4. Tom Brady is G.O.A.T: If there was an argument to be made before Sunday’s game, there isn’t anymore. Tom Brady is the greatest quarterback in NFL history. With the win, Brady earned his fourth Super Bowl and his third Super Bowl Most Valuable Player Award, tying the legendary Joe Montana for most all-time.

3. Two guys who worked at Popeyes and Foot Locker: While they may not be household names like Russell Wilson and Tom Brady, cornerback Malcolm Butler and wide receiver Chris Matthews were two of the brightest stars in the Super Bowl, showing the power of perseverance. Butler was kicked off his college team as a freshman, and took a job at Popeyes before working his way back on to the team. Butler wasn’t drafted, but ended up cracking the Patriots’ roster after being brought to the team’s mini-camp. Up by four with Seattle on New England’s one-yard line, Butler intercepted Russell Wilson’s pass, icing the championship for the Patriots. Chris Matthews, on the other hand, was working at Foot Locker when he received an invitation to Seahawks camp. Since he was scheduled to work, he was going to decline until his agent talked him into going. Matthews ended up making the Seahawks’ practice squad before picking up one touchdown and 109 yards in the Super Bowl. Had the Seahawks won the game, Matthews likely would have won MVP. Both of these guys were nearly out of the game a couple years ago, but persevered and enshrined themselves as NFL legends with two amazing individual performances in the biggest game of their careers.

2. “The catch”: Sorry David Tyree, your catch was great and all, but Jermaine Kearse own the trademark to “the catch” now. Back in 2008, the Patriots were about to defeat the New York Giants to win the Super Bowl and complete the second perfect season in NFL history. With just over a minute to go, Giants’ quarterback Eli Manning lobbed the ball down the field to David Tyree who squeezed the ball against his helmet and kept his team’s Super Bowl dreams alive. Flash forward seven years and the same thing almost happened. A little over a minute to go, Seahawks down to the Patriots, Russell Wilson lobs it down field and Kearse makes a circus catch to keep his team’s dream alive. Fortunately for Patriots fans, history didn’t repeat itself as Malcolm Butler made the most clutch play of all time.
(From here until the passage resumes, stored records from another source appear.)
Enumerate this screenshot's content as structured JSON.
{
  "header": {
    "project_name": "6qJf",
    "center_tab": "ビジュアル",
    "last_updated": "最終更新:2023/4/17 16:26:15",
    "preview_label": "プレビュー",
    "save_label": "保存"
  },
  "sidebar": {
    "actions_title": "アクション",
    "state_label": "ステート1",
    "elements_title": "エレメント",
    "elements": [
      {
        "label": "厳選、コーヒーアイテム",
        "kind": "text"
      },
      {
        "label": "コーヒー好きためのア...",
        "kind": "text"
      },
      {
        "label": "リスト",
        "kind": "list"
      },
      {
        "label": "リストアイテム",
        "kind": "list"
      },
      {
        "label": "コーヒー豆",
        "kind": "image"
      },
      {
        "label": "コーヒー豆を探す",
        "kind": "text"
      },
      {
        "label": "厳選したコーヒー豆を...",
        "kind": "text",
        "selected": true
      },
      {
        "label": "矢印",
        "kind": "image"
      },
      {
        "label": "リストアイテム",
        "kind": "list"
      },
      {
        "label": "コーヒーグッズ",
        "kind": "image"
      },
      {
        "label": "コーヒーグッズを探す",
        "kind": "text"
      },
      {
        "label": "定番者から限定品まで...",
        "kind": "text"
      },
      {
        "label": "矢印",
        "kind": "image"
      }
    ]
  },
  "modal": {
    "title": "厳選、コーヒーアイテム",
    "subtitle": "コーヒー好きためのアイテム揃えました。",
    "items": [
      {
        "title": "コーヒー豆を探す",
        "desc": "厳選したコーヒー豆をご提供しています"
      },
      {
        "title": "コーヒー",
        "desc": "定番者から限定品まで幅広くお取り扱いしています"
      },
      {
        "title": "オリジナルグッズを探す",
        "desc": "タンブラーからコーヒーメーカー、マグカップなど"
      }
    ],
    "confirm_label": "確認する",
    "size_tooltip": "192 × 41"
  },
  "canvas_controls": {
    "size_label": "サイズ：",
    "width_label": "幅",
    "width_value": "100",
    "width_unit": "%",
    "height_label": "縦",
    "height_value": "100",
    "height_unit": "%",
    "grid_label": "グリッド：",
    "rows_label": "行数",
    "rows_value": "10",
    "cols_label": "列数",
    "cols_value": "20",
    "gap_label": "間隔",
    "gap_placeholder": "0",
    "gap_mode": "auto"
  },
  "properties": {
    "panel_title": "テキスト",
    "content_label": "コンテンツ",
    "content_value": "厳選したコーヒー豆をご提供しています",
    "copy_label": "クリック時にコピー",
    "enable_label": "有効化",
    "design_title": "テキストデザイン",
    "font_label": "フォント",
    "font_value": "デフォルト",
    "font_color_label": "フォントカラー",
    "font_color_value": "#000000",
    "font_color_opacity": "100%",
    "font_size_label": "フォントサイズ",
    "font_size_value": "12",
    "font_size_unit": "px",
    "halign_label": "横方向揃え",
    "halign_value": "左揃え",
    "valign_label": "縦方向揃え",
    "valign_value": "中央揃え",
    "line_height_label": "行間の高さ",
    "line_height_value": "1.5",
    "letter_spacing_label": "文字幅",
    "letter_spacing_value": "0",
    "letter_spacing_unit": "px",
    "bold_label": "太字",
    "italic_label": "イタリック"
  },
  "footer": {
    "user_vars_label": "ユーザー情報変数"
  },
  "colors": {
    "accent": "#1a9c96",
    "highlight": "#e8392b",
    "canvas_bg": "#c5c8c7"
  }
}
1. The worst Super Bowl decision ever/most clutch interception ever: You’re down by four points, with three downs to burn, and a touchdown will win you the Super Bowl. You have arguably the best running back in the league on your bench. You just need to punch it in. You make a throwing play? Seahawks coach Pete Carroll opted to have Russell Wilson make a pass into the end zone rather than using Lynch to just force the ball in. The result? A legendary interception for Patriots’ cornerback Malcolm Butler and a Super Bowl victory for Tom Brady and the Patriots. This is remembered as the worst call in Super Bowl history and the most clutch play in Super Bowl history, depending which side you’re on.